U.S. District Court Judge Charles Breyer approved a $1 million settlement Friday in a case that went all the way to the U.S. Supreme Court and set a precedent for the rights of mentally ill people during contacts with police.
The case stems from a 2008 officer-involved shooting. San Francisco police Sgt. Kimberly Reynolds and Officer Katherine Holder responded to Teresa Sheehan's apartment after she allegedly threatened a social worker with a knife. She was living in a supportive housing building, but her condition had been slipping. She was apparently off her medication for schizoaffective disorder and wanted to be left alone.
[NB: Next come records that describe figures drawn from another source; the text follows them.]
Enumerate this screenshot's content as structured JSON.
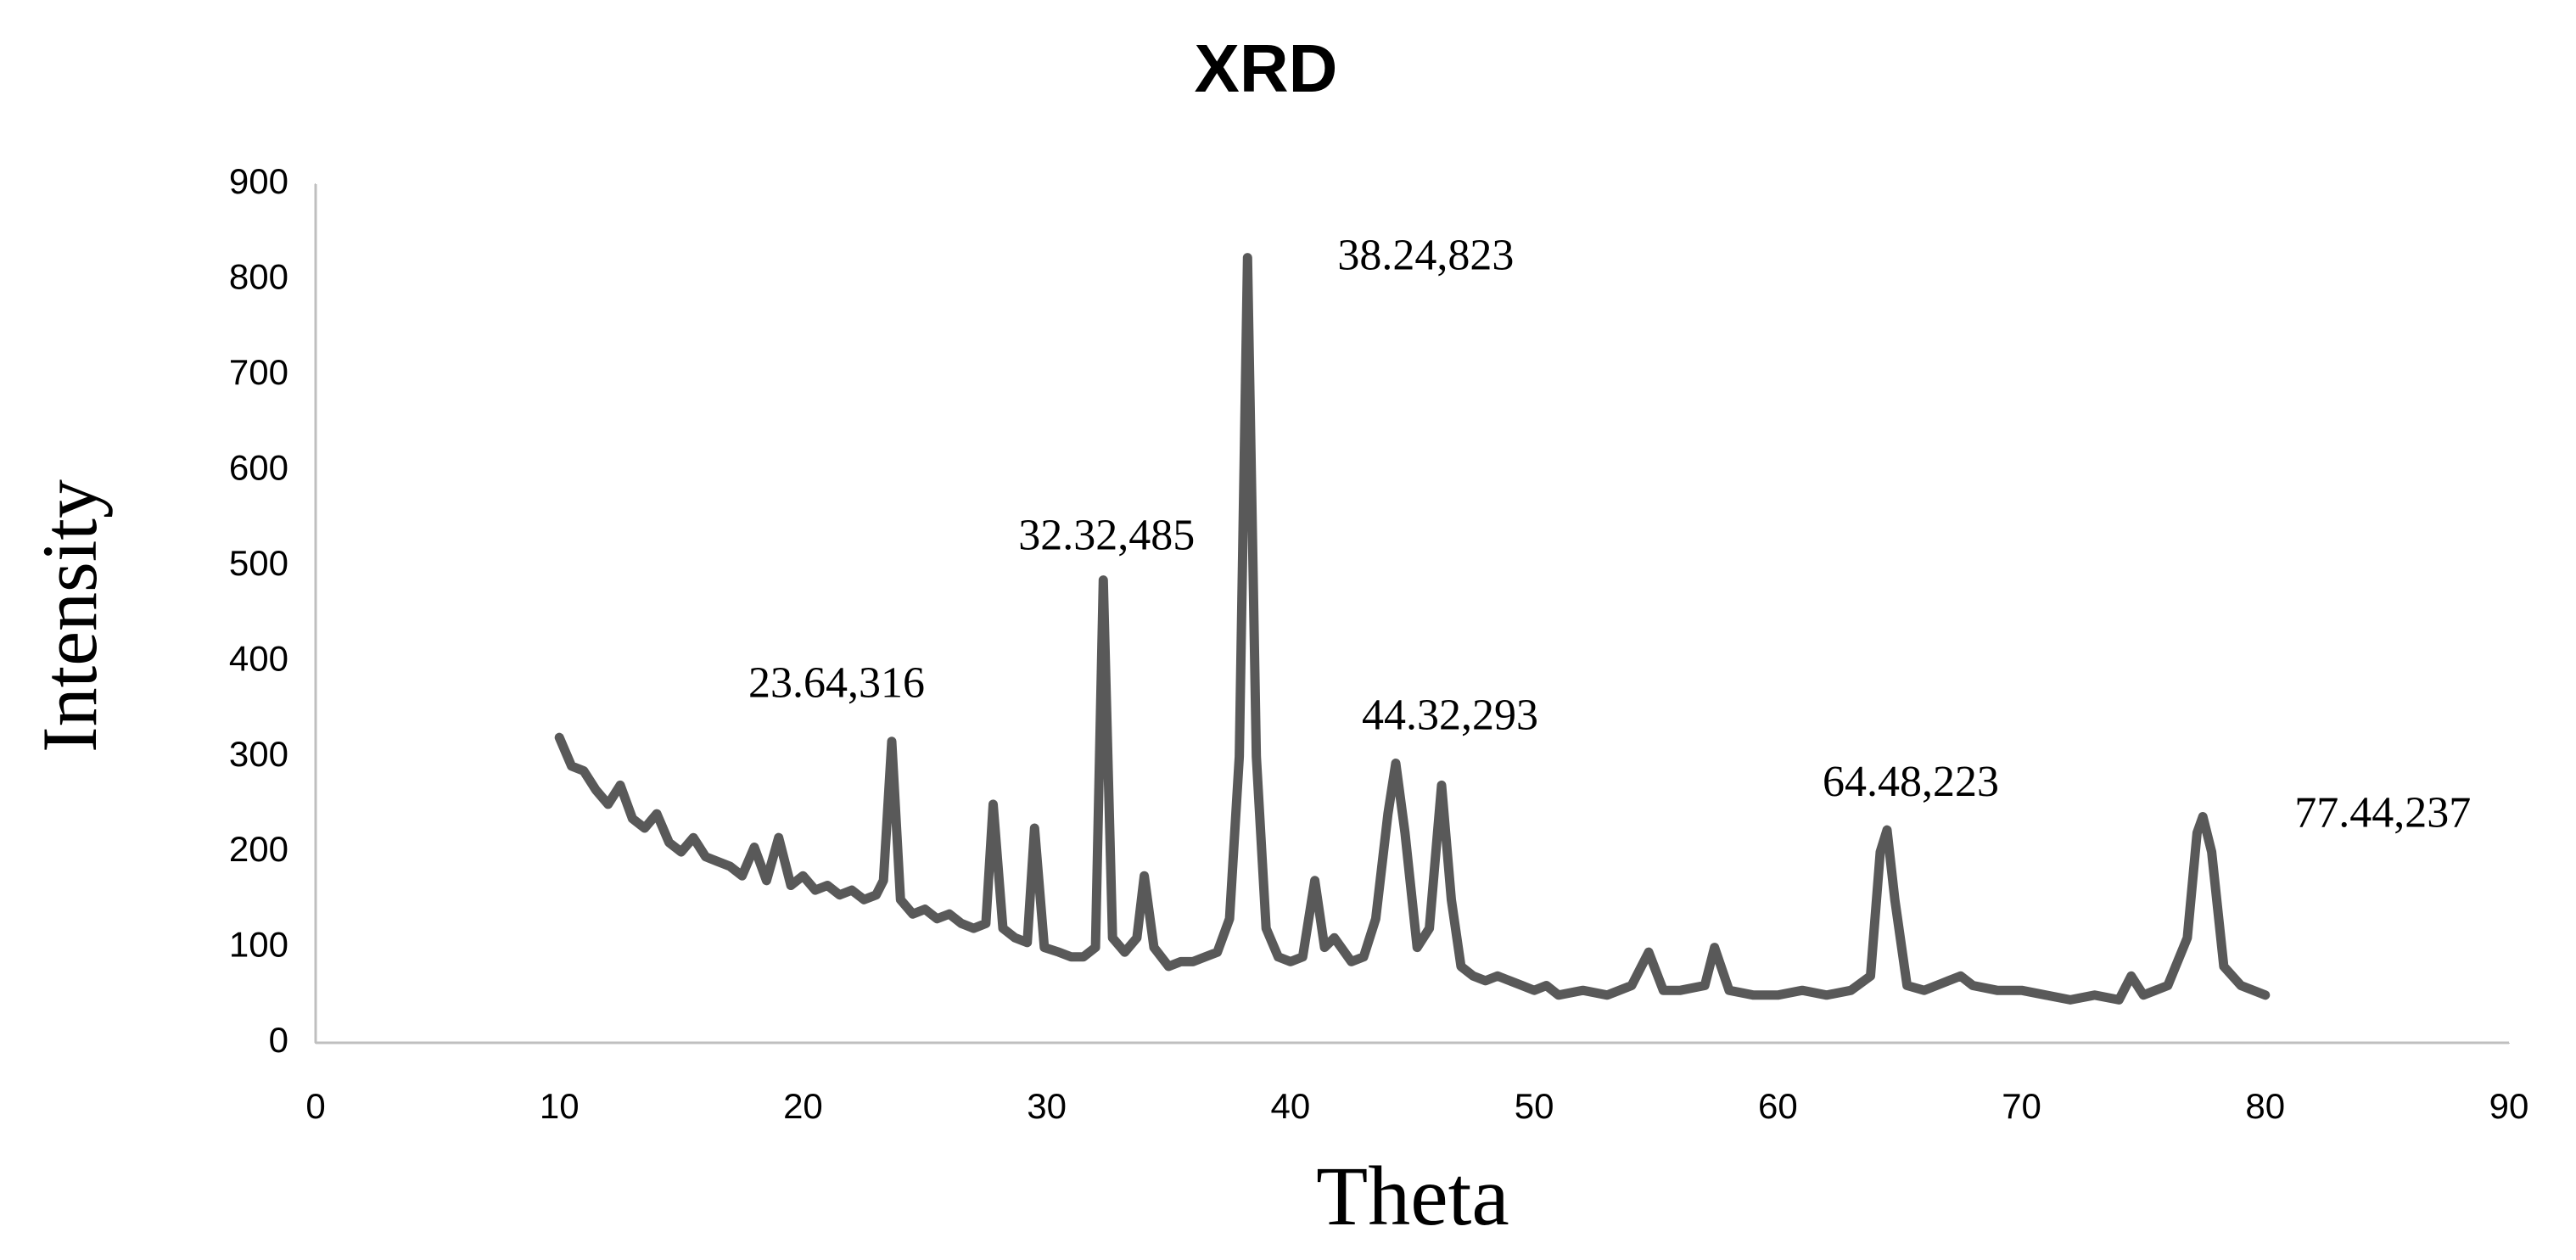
{
  "chart_data": {
    "type": "line",
    "title": "XRD",
    "xlabel": "Theta",
    "ylabel": "Intensity",
    "color": "#595959",
    "grid": false,
    "xlim": [
      0,
      90
    ],
    "xticks": [
      0,
      10,
      20,
      30,
      40,
      50,
      60,
      70,
      80,
      90
    ],
    "ylim": [
      0,
      900
    ],
    "yticks": [
      0,
      100,
      200,
      300,
      400,
      500,
      600,
      700,
      800,
      900
    ],
    "x": [
      10,
      10.5,
      11,
      11.5,
      12,
      12.5,
      13,
      13.5,
      14,
      14.5,
      15,
      15.5,
      16,
      16.5,
      17,
      17.5,
      18,
      18.5,
      19,
      19.5,
      20,
      20.5,
      21,
      21.5,
      22,
      22.5,
      23,
      23.3,
      23.64,
      24,
      24.5,
      25,
      25.5,
      26,
      26.5,
      27,
      27.5,
      27.8,
      28.2,
      28.7,
      29.2,
      29.5,
      29.9,
      30.5,
      31,
      31.5,
      32,
      32.32,
      32.7,
      33.2,
      33.7,
      34,
      34.4,
      35,
      35.5,
      36,
      36.5,
      37,
      37.5,
      37.9,
      38.24,
      38.6,
      39,
      39.5,
      40,
      40.5,
      41,
      41.4,
      41.8,
      42.5,
      43,
      43.5,
      44,
      44.32,
      44.7,
      45.2,
      45.7,
      46.2,
      46.6,
      47,
      47.5,
      48,
      48.5,
      49,
      49.5,
      50,
      50.5,
      51,
      52,
      53,
      54,
      54.7,
      55.3,
      56,
      57,
      57.4,
      58,
      59,
      60,
      61,
      62,
      63,
      63.8,
      64.2,
      64.48,
      64.8,
      65.3,
      66,
      67,
      67.5,
      68,
      69,
      70,
      71,
      72,
      73,
      74,
      74.5,
      75,
      76,
      76.8,
      77.2,
      77.44,
      77.8,
      78.3,
      79,
      80
    ],
    "values": [
      320,
      290,
      285,
      265,
      250,
      270,
      235,
      225,
      240,
      210,
      200,
      215,
      195,
      190,
      185,
      175,
      205,
      170,
      215,
      165,
      175,
      160,
      165,
      155,
      160,
      150,
      155,
      170,
      316,
      150,
      135,
      140,
      130,
      135,
      125,
      120,
      125,
      250,
      120,
      110,
      105,
      225,
      100,
      95,
      90,
      90,
      100,
      485,
      110,
      95,
      110,
      175,
      100,
      80,
      85,
      85,
      90,
      95,
      130,
      300,
      823,
      300,
      120,
      90,
      85,
      90,
      170,
      100,
      110,
      85,
      90,
      130,
      240,
      293,
      220,
      100,
      120,
      270,
      150,
      80,
      70,
      65,
      70,
      65,
      60,
      55,
      60,
      50,
      55,
      50,
      60,
      95,
      55,
      55,
      60,
      100,
      55,
      50,
      50,
      55,
      50,
      55,
      70,
      200,
      223,
      150,
      60,
      55,
      65,
      70,
      60,
      55,
      55,
      50,
      45,
      50,
      45,
      70,
      50,
      60,
      110,
      220,
      237,
      200,
      80,
      60,
      50
    ],
    "annotations": [
      {
        "x": 23.64,
        "y": 316,
        "label": "23.64,316"
      },
      {
        "x": 32.32,
        "y": 485,
        "label": "32.32,485"
      },
      {
        "x": 38.24,
        "y": 823,
        "label": "38.24,823"
      },
      {
        "x": 44.32,
        "y": 293,
        "label": "44.32,293"
      },
      {
        "x": 64.48,
        "y": 223,
        "label": "64.48,223"
      },
      {
        "x": 77.44,
        "y": 237,
        "label": "77.44,237"
      }
    ]
  }
}
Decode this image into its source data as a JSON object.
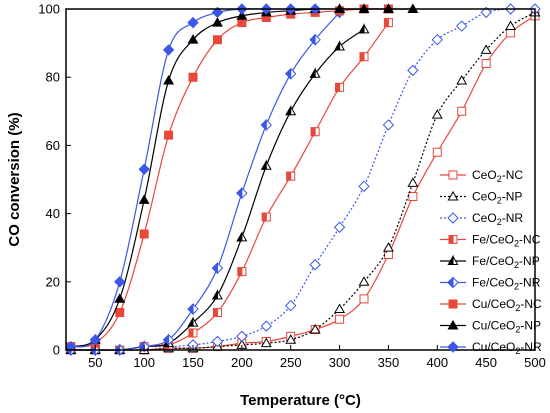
{
  "chart_data": {
    "type": "line",
    "xlabel": "Temperature (°C)",
    "ylabel": "CO conversion (%)",
    "xlim": [
      20,
      500
    ],
    "ylim": [
      0,
      100
    ],
    "xticks": [
      50,
      100,
      150,
      200,
      250,
      300,
      350,
      400,
      450,
      500
    ],
    "yticks": [
      0,
      20,
      40,
      60,
      80,
      100
    ],
    "grid": false,
    "legend_position": "right",
    "series": [
      {
        "name": "CeO2-NC",
        "label_parts": [
          "CeO",
          "2",
          "-NC"
        ],
        "color": "#e8473a",
        "marker": "square",
        "filled": false,
        "line": "solid",
        "x": [
          25,
          50,
          75,
          100,
          125,
          150,
          175,
          200,
          225,
          250,
          275,
          300,
          325,
          350,
          375,
          400,
          425,
          450,
          475,
          500
        ],
        "y": [
          0,
          0,
          0,
          0,
          0.5,
          0.5,
          1,
          2,
          2.5,
          4,
          6,
          9,
          15,
          28,
          45,
          58,
          70,
          84,
          93,
          98
        ]
      },
      {
        "name": "CeO2-NP",
        "label_parts": [
          "CeO",
          "2",
          "-NP"
        ],
        "color": "#000000",
        "marker": "triangle",
        "filled": false,
        "line": "dotted",
        "x": [
          25,
          50,
          75,
          100,
          125,
          150,
          175,
          200,
          225,
          250,
          275,
          300,
          325,
          350,
          375,
          400,
          425,
          450,
          475,
          500
        ],
        "y": [
          0,
          0,
          0,
          0,
          0.5,
          0.5,
          1,
          1.5,
          2,
          3,
          6,
          12,
          20,
          30,
          49,
          69,
          79,
          88,
          95,
          99
        ]
      },
      {
        "name": "CeO2-NR",
        "label_parts": [
          "CeO",
          "2",
          "-NR"
        ],
        "color": "#3a57e8",
        "marker": "diamond",
        "filled": false,
        "line": "dotted",
        "x": [
          25,
          50,
          75,
          100,
          125,
          150,
          175,
          200,
          225,
          250,
          275,
          300,
          325,
          350,
          375,
          400,
          425,
          450,
          475,
          500
        ],
        "y": [
          0,
          0,
          0,
          1,
          1,
          1.5,
          2.5,
          4,
          7,
          13,
          25,
          36,
          48,
          66,
          82,
          91,
          95,
          99,
          100,
          100
        ]
      },
      {
        "name": "Fe/CeO2-NC",
        "label_parts": [
          "Fe/CeO",
          "2",
          "-NC"
        ],
        "color": "#e8473a",
        "marker": "square",
        "filled": "half",
        "line": "solid",
        "x": [
          25,
          50,
          75,
          100,
          125,
          150,
          175,
          200,
          225,
          250,
          275,
          300,
          325,
          350
        ],
        "y": [
          0,
          0,
          0,
          1,
          1.5,
          5,
          11,
          23,
          39,
          51,
          64,
          77,
          86,
          96
        ]
      },
      {
        "name": "Fe/CeO2-NP",
        "label_parts": [
          "Fe/CeO",
          "2",
          "-NP"
        ],
        "color": "#000000",
        "marker": "triangle",
        "filled": "half",
        "line": "solid",
        "x": [
          25,
          50,
          75,
          100,
          125,
          150,
          175,
          200,
          225,
          250,
          275,
          300,
          325
        ],
        "y": [
          0,
          0,
          0,
          1,
          2,
          8,
          16,
          33,
          54,
          70,
          81,
          89,
          94
        ]
      },
      {
        "name": "Fe/CeO2-NR",
        "label_parts": [
          "Fe/CeO",
          "2",
          "-NR"
        ],
        "color": "#3a57e8",
        "marker": "diamond",
        "filled": "half",
        "line": "solid",
        "x": [
          25,
          50,
          75,
          100,
          125,
          150,
          175,
          200,
          225,
          250,
          275,
          300
        ],
        "y": [
          0,
          0,
          0,
          1,
          3,
          12,
          24,
          46,
          66,
          81,
          91,
          99
        ]
      },
      {
        "name": "Cu/CeO2-NC",
        "label_parts": [
          "Cu/CeO",
          "2",
          "-NC"
        ],
        "color": "#e8473a",
        "marker": "square",
        "filled": true,
        "line": "solid",
        "x": [
          25,
          50,
          75,
          100,
          125,
          150,
          175,
          200,
          225,
          250,
          275,
          300,
          325,
          350
        ],
        "y": [
          1,
          2,
          11,
          34,
          63,
          80,
          91,
          96,
          97.5,
          98.5,
          99,
          99.5,
          100,
          100
        ]
      },
      {
        "name": "Cu/CeO2-NP",
        "label_parts": [
          "Cu/CeO",
          "2",
          "-NP"
        ],
        "color": "#000000",
        "marker": "triangle",
        "filled": true,
        "line": "solid",
        "x": [
          25,
          50,
          75,
          100,
          125,
          150,
          175,
          200,
          225,
          250,
          275,
          300,
          325,
          350,
          375
        ],
        "y": [
          1,
          3,
          15,
          44,
          79,
          91,
          96,
          98,
          99,
          99.5,
          100,
          100,
          100,
          100,
          100
        ]
      },
      {
        "name": "Cu/CeO2-NR",
        "label_parts": [
          "Cu/CeO",
          "2",
          "-NR"
        ],
        "color": "#3a57e8",
        "marker": "diamond",
        "filled": true,
        "line": "solid",
        "x": [
          25,
          50,
          75,
          100,
          125,
          150,
          175,
          200,
          225,
          250,
          275
        ],
        "y": [
          1,
          3,
          20,
          53,
          88,
          96,
          99,
          100,
          100,
          100,
          100
        ]
      }
    ]
  }
}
When the officers forced their way into her room, Sheehan came at them with a serrated bread knife and was pepper-sprayed, shot in head, torso, arms and pelvis. She survived, and after successfully fending off a criminal charges for threatening the social worker and assaulting the police, her civil case began.
Breyer initially dismissed Sheehan's claims that the officers used excessive force and violated Fourth Amendment protections. But civil rights attorneys John Burris and Ben Nisenbaum appealed, and in 2014 the 9th U.S. Circuit Court of Appeals ruled that the Americans with Disabilities Act applies to police encounters with mentally ill suspects.
"It really says to police departments, if you have an opportunity to make reasonable accommodations, you must do it," Burris said after the settlement was approved. "Don’t force a confrontation. Don’t yell and scream at them, and if possible make accommodations so that another person can come in."